9. Curried Tofu Scramble
This savory spin is inspired by “eggs for dinner” dishes.
Firm tofu can be cut into bite-sized pieces that resemble scrambled eggs. This entire recipe should take 15 minutes at most.
While sautéing, add one teaspoon of yellow curry powder and half a teaspoon of ground coriander and cumin.
Add your favorite vegetables, such as spinach, tomatoes, red onions, and bell peppers, to your scramble.
Serve with a slice of whole-grain bread and enjoy warm.
10. Quick Stuffed Peppers
You can use any lean ground meat for this recipe, but we’re using extra lean ground beef for variety.
Mix beef with one diced onion, one cubed carrot, one diced celery stalk, and one cup of finely shredded cabbage.
Add one teaspoon of garlic powder, onion powder, and paprika for flavor.
Instead of rice, you’ll add canned brown lentils (drained and rinsed).
Use your hands to fully incorporate everything and stuff into large bell peppers.
Place bell peppers into a deep casserole dish and add a few tablespoons of tomato sauce to each pepper. Cover with aluminum foil and bake in a 400°F oven for 30 minutes or until cooked.

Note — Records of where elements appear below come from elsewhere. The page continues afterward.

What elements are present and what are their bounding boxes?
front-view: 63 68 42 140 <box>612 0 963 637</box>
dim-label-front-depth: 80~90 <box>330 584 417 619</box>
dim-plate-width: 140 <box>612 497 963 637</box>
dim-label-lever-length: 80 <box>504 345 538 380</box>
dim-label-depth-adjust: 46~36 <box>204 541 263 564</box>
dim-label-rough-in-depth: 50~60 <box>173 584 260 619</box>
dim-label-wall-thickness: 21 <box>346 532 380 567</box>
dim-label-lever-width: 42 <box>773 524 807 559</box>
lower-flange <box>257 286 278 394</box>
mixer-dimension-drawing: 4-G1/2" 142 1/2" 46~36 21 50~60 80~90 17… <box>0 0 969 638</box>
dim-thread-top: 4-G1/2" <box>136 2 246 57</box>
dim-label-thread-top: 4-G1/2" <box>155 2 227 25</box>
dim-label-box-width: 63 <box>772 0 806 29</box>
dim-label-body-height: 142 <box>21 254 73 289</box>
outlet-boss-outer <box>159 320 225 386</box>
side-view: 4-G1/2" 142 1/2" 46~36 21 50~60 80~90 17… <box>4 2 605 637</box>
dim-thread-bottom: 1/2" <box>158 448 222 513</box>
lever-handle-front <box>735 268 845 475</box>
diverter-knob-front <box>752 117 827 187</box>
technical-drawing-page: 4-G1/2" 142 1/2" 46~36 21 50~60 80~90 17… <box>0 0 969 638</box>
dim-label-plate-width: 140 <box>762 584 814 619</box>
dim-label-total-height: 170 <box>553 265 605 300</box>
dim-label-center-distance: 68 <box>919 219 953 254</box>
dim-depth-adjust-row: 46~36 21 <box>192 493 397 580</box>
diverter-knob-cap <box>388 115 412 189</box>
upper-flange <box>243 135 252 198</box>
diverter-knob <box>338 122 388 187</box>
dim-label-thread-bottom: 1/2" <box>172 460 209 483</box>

You can freeze stuffed peppers for up to four months in an airtight container.
How a Dietitian Can Help
A diabetes dietitian is a nutrition expert and licensed healthcare professional.
They offer comprehensive nutrition counseling to help you optimize your blood sugar levels and decrease your risk of developing type 2 diabetes.
Find a dietitian who accepts insurance through Nourish.
Do you have any of these insurances?
Frequently Asked Questions
The CDC recommends lifestyle and dietary changes to support stable blood sugar levels. You can start making changes today by completing physical activity and choosing fiber-rich foods low in added sugars. You may also benefit from starting blood sugar-lowering medications.
People with prediabetes can eat the same foods as everyone else but have a particular focus on the macronutrient distribution at meals. Following the Diabetes Plate method is simple and easy to follow while dining out:
- A quarter of your plate is for lean protein.
- A quarter is for grains and carbohydrates.
- Half your plate is for non-starchy vegetables.
Remember your beverage choices, too. Drink plain water or unsweetened tea to limit your intake of added sugars.
Many healthcare providers recommend eating generous portions of non-starchy vegetables at meals. These vegetables don’t contain carbohydrates and shouldn’t affect blood sugar levels.
A few examples are:
- Tomatoes.
- Cucumber.
- Bell peppers.
- Zucchini.
- Eggplant.
- Radishes.
- Spinach and other leafy greens.
- Cabbages.
These foods have fiber, and eating more may influence bowel movements.